Organisations tend to segment customers with several variables, and the more variables added the more customer groups are created. As the number of these groups increase, the longer the tail of big data becomes. What does this mean?
The figure above shows the traditional Marketing Targeting Model organisations usually employ to segment and target customers. Generally, since marketing costs need to be used efficiently, the most targeted customer segments are the biggest and the ones that generate most revenue. Although organisations care for the other customer segments as well, they do not have enough resources to analyse and develop the necessary marketing campaigns for the other minor segments. That is, not without big data.
So where do big data and tails fit?
With the exponential increase of data generation, we can get to know customers far more than we know them today. If the right big data tools and analysis are used with this data, the cost of targeting is decreased and more customers residing in the long tail (the smaller customer segments) can be served (Target Segments in diagram below). On top of this, the more organisations get to know their customers, the more they can encourage them to share preferences and information. Marketing efforts would therefore continuously decrease (cost line decrease in diagram below) and more specialised products and services can be developed to accommodate and benefit them.

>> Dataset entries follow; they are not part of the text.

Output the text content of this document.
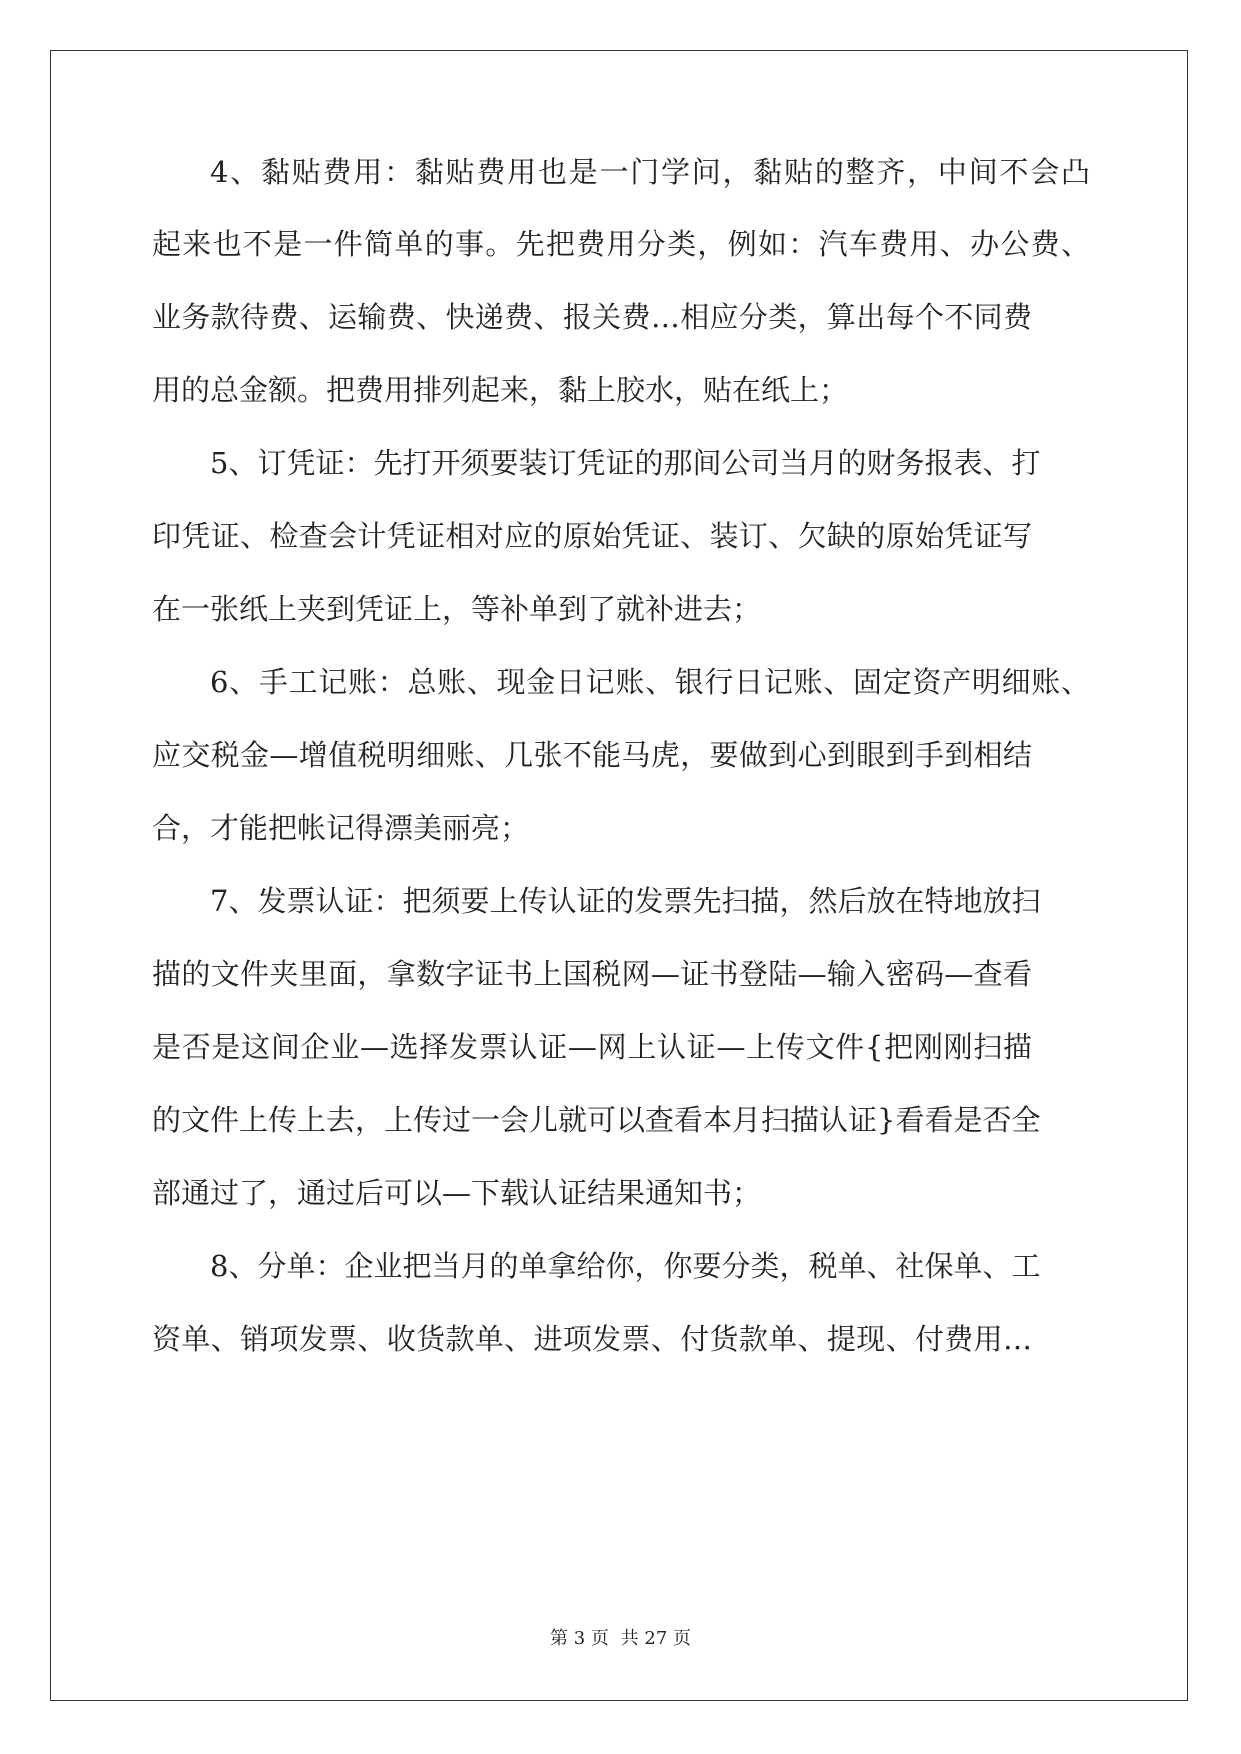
4、黏贴费用：黏贴费用也是一门学问，黏贴的整齐，中间不会凸
起来也不是一件简单的事。先把费用分类，例如：汽车费用、办公费、
业务款待费、运输费、快递费、报关费…相应分类，算出每个不同费
用的总金额。把费用排列起来，黏上胶水，贴在纸上；
5、订凭证：先打开须要装订凭证的那间公司当月的财务报表、打
印凭证、检查会计凭证相对应的原始凭证、装订、欠缺的原始凭证写
在一张纸上夹到凭证上，等补单到了就补进去；
6、手工记账：总账、现金日记账、银行日记账、固定资产明细账、
应交税金—增值税明细账、几张不能马虎，要做到心到眼到手到相结
合，才能把帐记得漂美丽亮；
7、发票认证：把须要上传认证的发票先扫描，然后放在特地放扫
描的文件夹里面，拿数字证书上国税网—证书登陆—输入密码—查看
是否是这间企业—选择发票认证—网上认证—上传文件{把刚刚扫描
的文件上传上去，上传过一会儿就可以查看本月扫描认证}看看是否全
部通过了，通过后可以—下载认证结果通知书；
8、分单：企业把当月的单拿给你，你要分类，税单、社保单、工
资单、销项发票、收货款单、进项发票、付货款单、提现、付费用…
第 3 页 共 27 页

This would benefit the organisation in both customer retention and acquiring new customers, whilst also increasing the company’s reputation.
How do you get to know your customers?
The data is already there, it’s just finding the means to get the value out of it that is the problem. We live in a time where data is constantly being radiated from our bodies. Check-ins, online purchases, social media engagement, these are all data that organisations can mine in order to understand what customer segments make up the long tail of big data. Once the data mining process is in place and the tail defined, marketers can analyse this information without investing time and resources to manually do it themselves.
Marketers can take advantage of this by targeting marketing campaigns to the ones that would be most effective. Furthermore, once a lead is identified, s/he can be automatically clustered and targeted with those products or services that would be of most interest to him/her according to the customer segment identified.